The components of the sauce can be altered around a flavor theme, or your own taste buds.
Start with: • 1 cup peanut butter (or more for a bigger batch). Many recipes say not to use “natural” or “chunky” varieties, but I don’t see why you can’t. Your sauce will just have a different texture – grainy with the natural kind, and chunky (shockingly) with the chunky kind.
Stir in a bowl with ½ cup boiling water – you could also use broth, coconut milk or even juice instead – but it must be hot to mix in. Stir slowly, it will come together eventually. If the mixture is too thick, add more boiling water by tablespoonful until the right consistency is reached. I leave it thicker if I am going to use it as a dipping sauce (for veggies, chicken or tofu skewers, etc), and I’ll make it thinner if I am going to pour it over something (noodles, veggie stir-fry).
• 3 to 5 tablespoons vinegar (rice and apple cider work well)
• 3 to 5 tablespoons sugar (you can use honey or other sweeteners if you like)
• 2 to 3 cloves of minced garlic
• 4 to 6 tablespoons of toasted sesame oil (the dark, rich smelling stuff)
• 2 to 4 tablespoons of soy sauce (or tamari or braggs)
Stir together until smooth. I give ranges here, but feel free to go above or below them to suit you. Taste it and ask yourself what flavors you sense….if you mostly taste peanut butter, then you need to add more seasonings. If it tastes too sour, add a bit more sugar, too sweet, add a bit more vinegar and soy sauce. There should be a nice flavor of sesame, so adjust for that as well. If you like more garlic, add more. When I first started making this, I never added enough sugar or vinegar, but soon realized that those flavors were missing. Play around, you’ll find it – when you taste it and think “Yum!” then you’ve probably got it right.

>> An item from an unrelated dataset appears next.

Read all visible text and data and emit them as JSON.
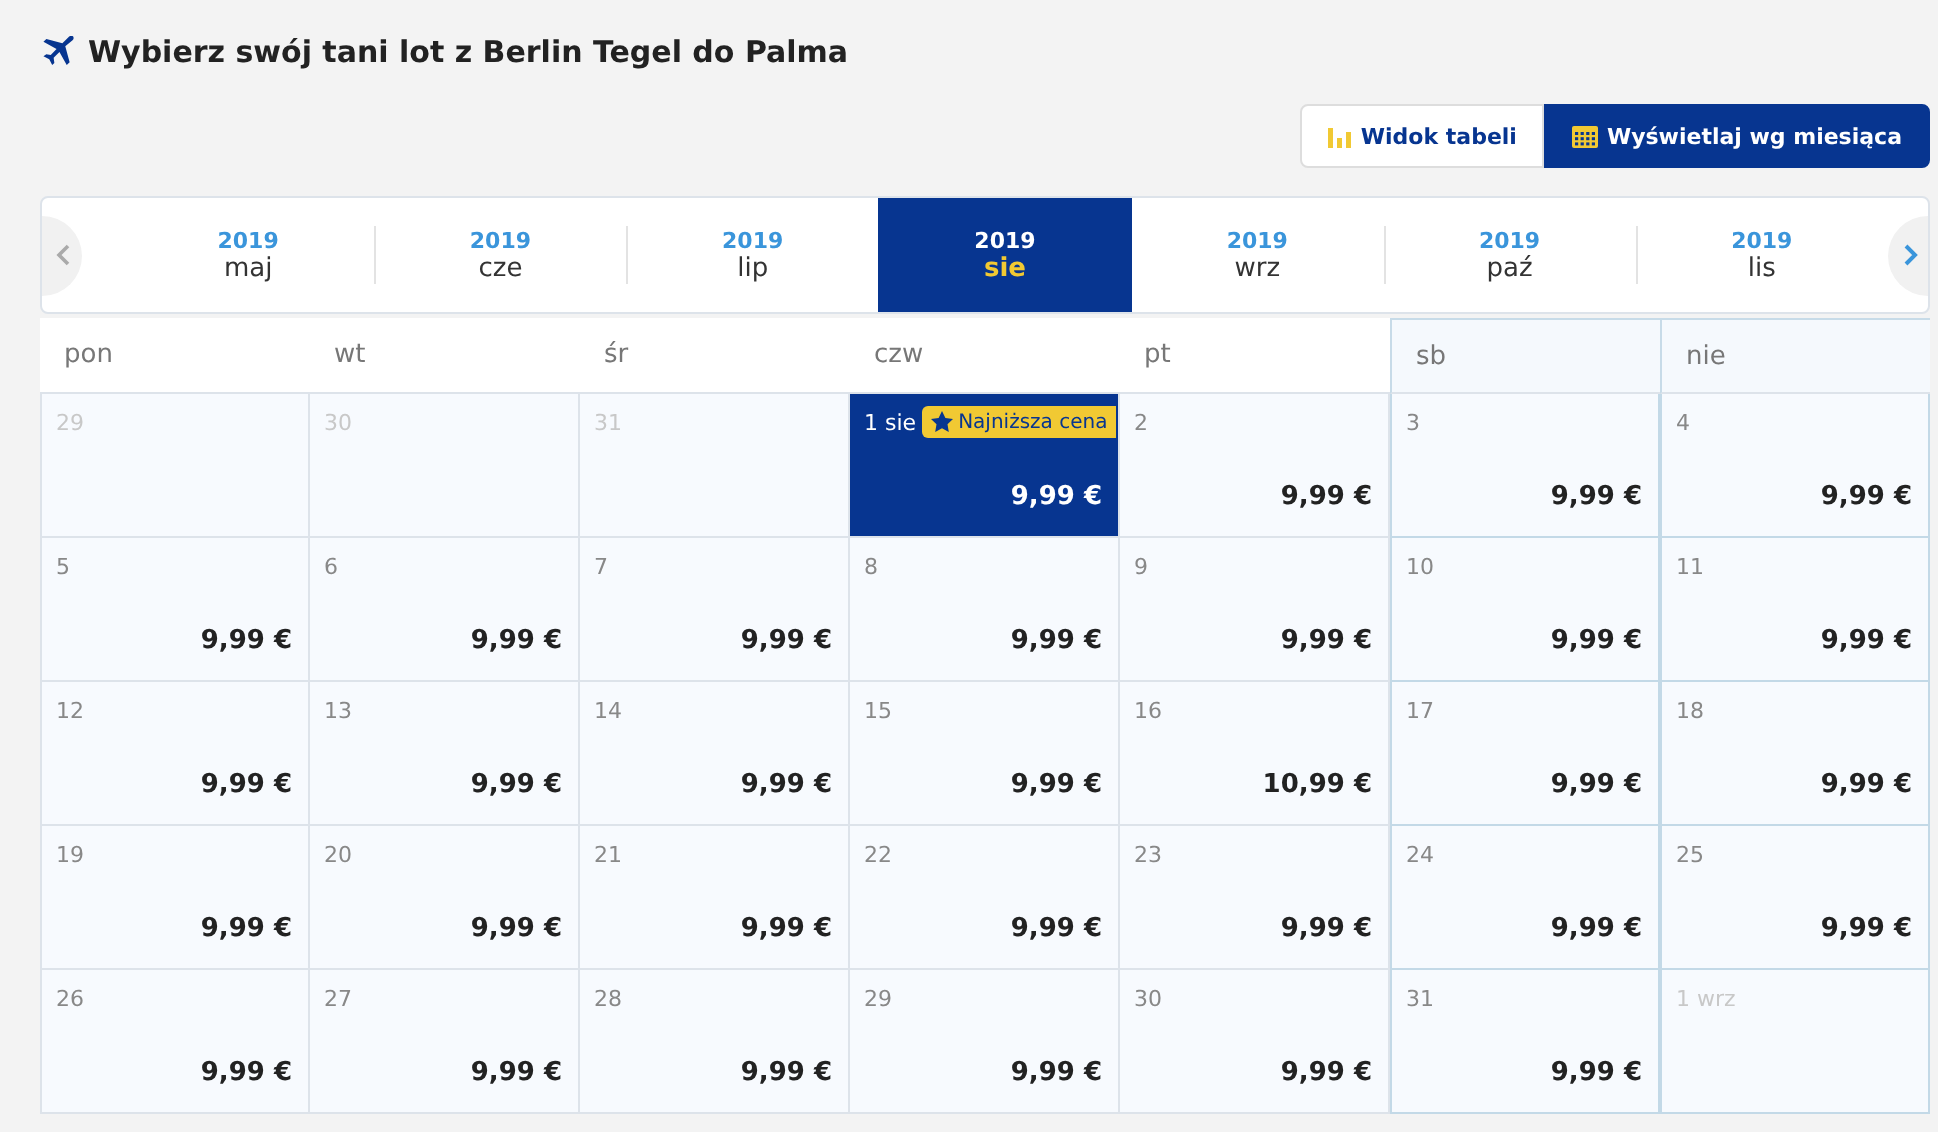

At this point, you could add other spices such as cayenne, chile paste (sambaal or sriracha), thai green or red curry paste, grated ginger, or chopped chiles. Taste again – it is all about what is pleasing to your palate and what you’ll be serving it with. I have used it for a coleslaw dressing and added a good bit more vinegar to thin it out and give it some kick, of course I needed more salt as well, to flavor the cabbage. If I am using it as a dipping sauce, I like it to be a bit spicier, since it won’t be permeating a dish.